海外ヘッジファンドの重要提案行為とパナホームの動き

 17年2月4日付日本経済新聞は、海外ヘッジファンドであるオアシス・マネジメントが株式交換比率の「決定過程に問題があったと指摘、適正な比率に見直さなければ法的手段に訴えると明記した」抗議文書を送っていたことを報じた。2月1日付の大量保有報告書では、オアシスはパナホーム株5.04%を保有し(その後、9%弱まで買い増している)、「ポートフォリオ投資及び重要提案行為」を保有目的とし、「株主価値を守るため、重要提案行為を行うことがある」と表明している。そして、2月22日付で、オアシスは、パナホームによる賛同などを条件に、1株1050円でTOBを行う意図がある旨、通知した。(ただし、そうした通知があった事実は、下記4月21日付のスキーム変更に関するリリースの中で初めて開示された。
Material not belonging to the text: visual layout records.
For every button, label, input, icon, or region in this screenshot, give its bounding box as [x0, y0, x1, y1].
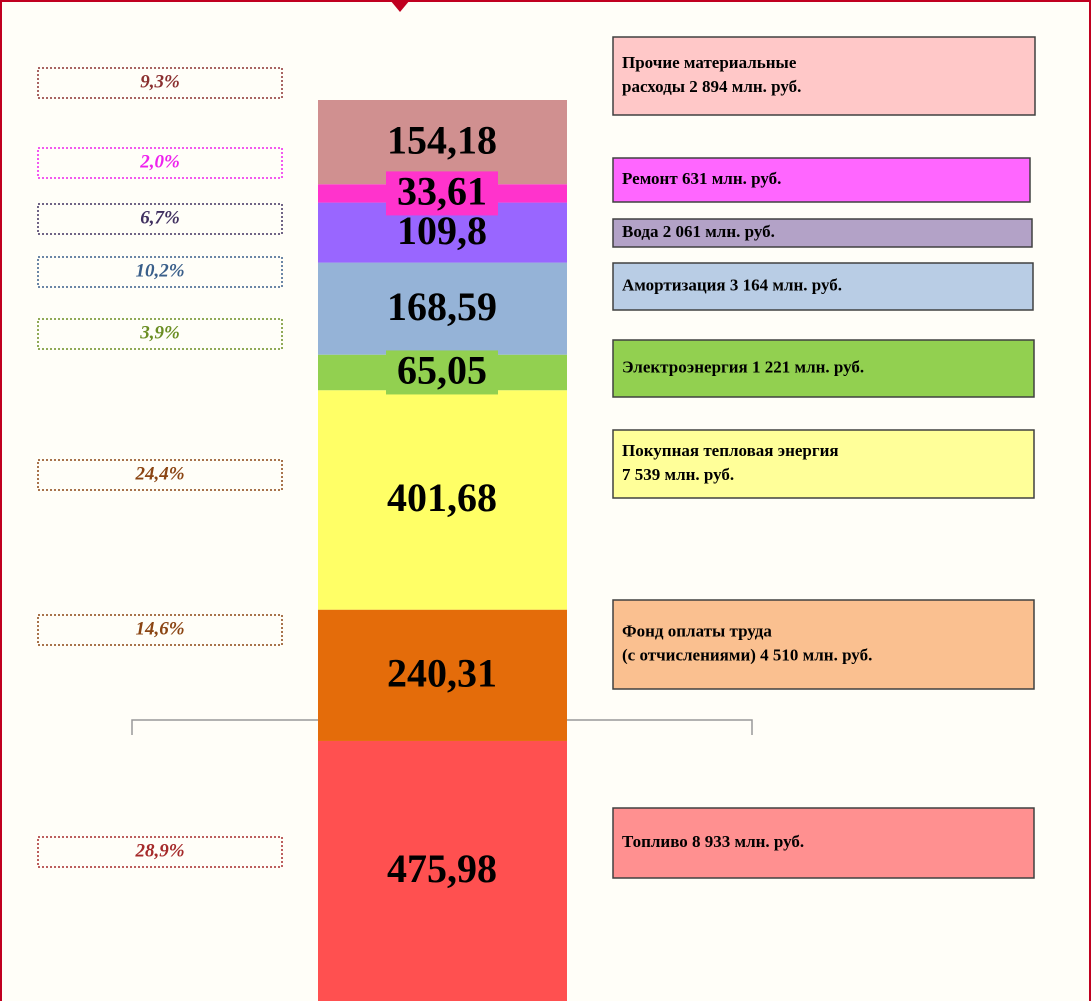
legend-box — [612, 807, 1035, 879]
legend-label: Прочие материальные — [622, 53, 797, 72]
share-box — [37, 459, 283, 491]
share-label: 6,7% — [140, 207, 180, 228]
legend-box — [612, 599, 1035, 690]
legend-label: Покупная тепловая энергия — [622, 441, 839, 460]
legend-box — [612, 218, 1033, 248]
legend-label: расходы 2 894 млн. руб. — [622, 77, 801, 96]
value-label: 168,59 — [387, 284, 497, 329]
share-box — [37, 203, 283, 235]
legend-label: Фонд оплаты труда — [622, 621, 772, 640]
share-label: 14,6% — [135, 618, 184, 639]
share-label: 24,4% — [134, 463, 184, 484]
legend-label: Вода 2 061 млн. руб. — [622, 222, 775, 241]
share-box — [37, 147, 283, 179]
legend-label: Амортизация 3 164 млн. руб. — [622, 275, 842, 294]
bar-segment — [318, 609, 567, 741]
value-label-bg — [386, 350, 498, 395]
legend-box — [612, 429, 1035, 499]
value-label: 240,31 — [387, 650, 497, 695]
legend-box — [612, 157, 1031, 203]
share-label: 10,2% — [135, 260, 184, 281]
share-label: 28,9% — [134, 840, 184, 861]
legend-box — [612, 339, 1035, 398]
share-box — [37, 318, 283, 350]
share-box — [37, 836, 283, 868]
legend-label: Электроэнергия 1 221 млн. руб. — [622, 357, 864, 376]
share-label: 9,3% — [140, 71, 180, 92]
legend-label: (с отчислениями) 4 510 млн. руб. — [622, 645, 872, 664]
share-label: 3,9% — [139, 322, 180, 343]
legend-label: 7 539 млн. руб. — [622, 465, 734, 484]
value-label-bg — [386, 171, 498, 216]
value-label: 475,98 — [387, 846, 497, 891]
legend-box — [612, 36, 1036, 116]
frame-marker — [390, 0, 410, 12]
bar-segment — [318, 740, 567, 1001]
value-label: 33,61 — [397, 169, 487, 214]
bar-segment — [318, 390, 567, 610]
value-label: 65,05 — [397, 348, 487, 393]
share-label: 2,0% — [139, 151, 180, 172]
value-label: 154,18 — [387, 117, 497, 162]
bar-segment — [318, 262, 567, 355]
share-box — [37, 614, 283, 646]
bar-segment — [318, 100, 567, 185]
legend-label: Топливо 8 933 млн. руб. — [622, 832, 804, 851]
share-box — [37, 67, 283, 99]
legend-label: Ремонт 631 млн. руб. — [622, 169, 781, 188]
value-label: 401,68 — [387, 475, 497, 520]
share-box — [37, 256, 283, 288]
legend-box — [612, 262, 1034, 311]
)ちなみに、通知前日2月21日のパナホーム株の終値は1062円で、オアシスのTOB価格1050円はそれを下回っているが、オアシスの提示したTOB価格の根拠等は明らかにされていない。

 2月28日、パナホームは、株式交換比率に関する意見書(フェアネスオピニオン)の取得およびFAQの開示について、公表した(注2)。株式交換を公表した昨年の時点ではフェアネスオピニオンは取得していなかったが、株式交換比率の公正性をさらに検証するため、当初の第三者算定機関とは別の算定機関を選定し、フェアネスオピニオンを追加で取得したわけである。また、これに合わせてFAQを開示した点もユニークだ。株式交換契約の概要・目的・利益相反回避措置等・交換比率算定の概要を整理したうえで、23の質問に答える形でFAQを公表している。その内容としては交渉プロセスや特別委員会、比率算定の詳細に関するものが多く、このリリースにオアシスの名前は出てこないが、同ファンドとの水面下のやり取りを垣間見せる内容となっている。

 なぜこのような公表が行われたのだろうか。もちろん、少数株主向けに取引条件の公正性を訴え、賛同を得るためのものではあるが、16年12月7日に公表された「金融審議会 市場ワーキング・グループ フェア・ディスクロージャー・ルール・タスクフォース報告~投資家への公平・適時な情報開示の確保のために~」の影響も見逃せない。そこで提示された新しい開示ルール(フェア・ディスクロージャー・ルール)の内容を大雑把にいうと、例えば、特定のアナリストや機関投資家などとの「対話」において重要かつ未公表の情報が提供された場合は、その情報を公表すべしというもの。何を重要と判断するかは難しいところだが、このレポートが示す開示ルール見直しの方向性を斟酌すれば、オアシスとの水面下のやり取りの一部は何らかの形で公表すべきという議論になったのではなかろうか。

 M&Aプロセスの途中で大量買付者が出現したような場合にいかなる開示を行うべきかなど、フェア・ディスクロージャー・ルールのM&Aの開示実務への影響を検討する上で、貴重な事例の1つとなったといえよう。